Öyle ise namazı dosdoğru kılın, zekâtı verin ve Allah’(ın dînin)e sımsıkı tutunun!
O sizin Mevlâ’nızdır.
İşte O ne güzel Mevlâ ve ne güzel yardımcıdır!” Hac:78
Ayrıca ‘Türkçü’ler de şunu bilmelidir:
Türk, İslam ile Türk kalmıştır; İslam olmayan kaç Türk “Biz de Türk’üz” diyor?
Cumhurbaşkanımız’ın medeniyetimizi ihya gayretlerini yürekten destekliyoruz.
TRT’nin “Diriliş… Filinta… vb.” dizilerle yapmaya çalıştığı çalışmaları ilgi ile izliyoruz.
Bu arada yayından kalkan “Kızıl Elma” dizisi yeniden yayınlanmaya devam ederse memnun oluruz.

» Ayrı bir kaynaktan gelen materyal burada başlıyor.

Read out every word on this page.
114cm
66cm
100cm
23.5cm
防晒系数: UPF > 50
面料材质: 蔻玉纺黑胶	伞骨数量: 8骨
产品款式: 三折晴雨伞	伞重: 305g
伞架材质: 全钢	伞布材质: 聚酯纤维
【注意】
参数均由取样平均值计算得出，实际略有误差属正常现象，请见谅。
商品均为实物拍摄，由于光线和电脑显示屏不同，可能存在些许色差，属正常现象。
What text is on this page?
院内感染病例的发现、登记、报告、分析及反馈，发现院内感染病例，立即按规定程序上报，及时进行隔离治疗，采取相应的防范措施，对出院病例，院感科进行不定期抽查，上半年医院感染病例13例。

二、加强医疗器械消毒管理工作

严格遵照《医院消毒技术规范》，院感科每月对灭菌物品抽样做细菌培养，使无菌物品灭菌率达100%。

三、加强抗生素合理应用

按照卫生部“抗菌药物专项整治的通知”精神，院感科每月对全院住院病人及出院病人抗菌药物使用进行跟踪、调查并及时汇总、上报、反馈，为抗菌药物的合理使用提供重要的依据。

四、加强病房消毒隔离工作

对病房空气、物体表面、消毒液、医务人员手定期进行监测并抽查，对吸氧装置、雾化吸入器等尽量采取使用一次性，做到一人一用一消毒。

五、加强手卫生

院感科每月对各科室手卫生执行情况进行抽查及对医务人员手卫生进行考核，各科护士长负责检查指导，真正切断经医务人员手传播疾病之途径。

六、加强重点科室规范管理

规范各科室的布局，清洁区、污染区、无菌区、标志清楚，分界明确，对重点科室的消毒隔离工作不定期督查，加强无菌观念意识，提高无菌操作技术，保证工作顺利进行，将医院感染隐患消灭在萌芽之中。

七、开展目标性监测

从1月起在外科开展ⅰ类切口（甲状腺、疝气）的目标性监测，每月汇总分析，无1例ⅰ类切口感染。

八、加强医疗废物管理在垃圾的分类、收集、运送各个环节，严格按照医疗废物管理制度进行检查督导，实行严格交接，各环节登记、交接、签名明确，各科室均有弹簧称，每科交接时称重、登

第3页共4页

Cumhurbaşkanımız, 16 Türk Devleti’ne coğrafyamıza emek veren diğer hükümdarlıkları da Memluklar, Eyyübiler, Safaviler gibi eklemelidir.
Safaviler’e şerh koyanlara diyeceğim şudur:
“Geçmişin kavgalarını bırakın. Bugün Safaviler’i ecdad bilen Şii Azerbaycan Türkleri, Anadolu Aleviliği ve Kızılbaşlığını salt Alevî açılımı ile kucaklayamazsınız.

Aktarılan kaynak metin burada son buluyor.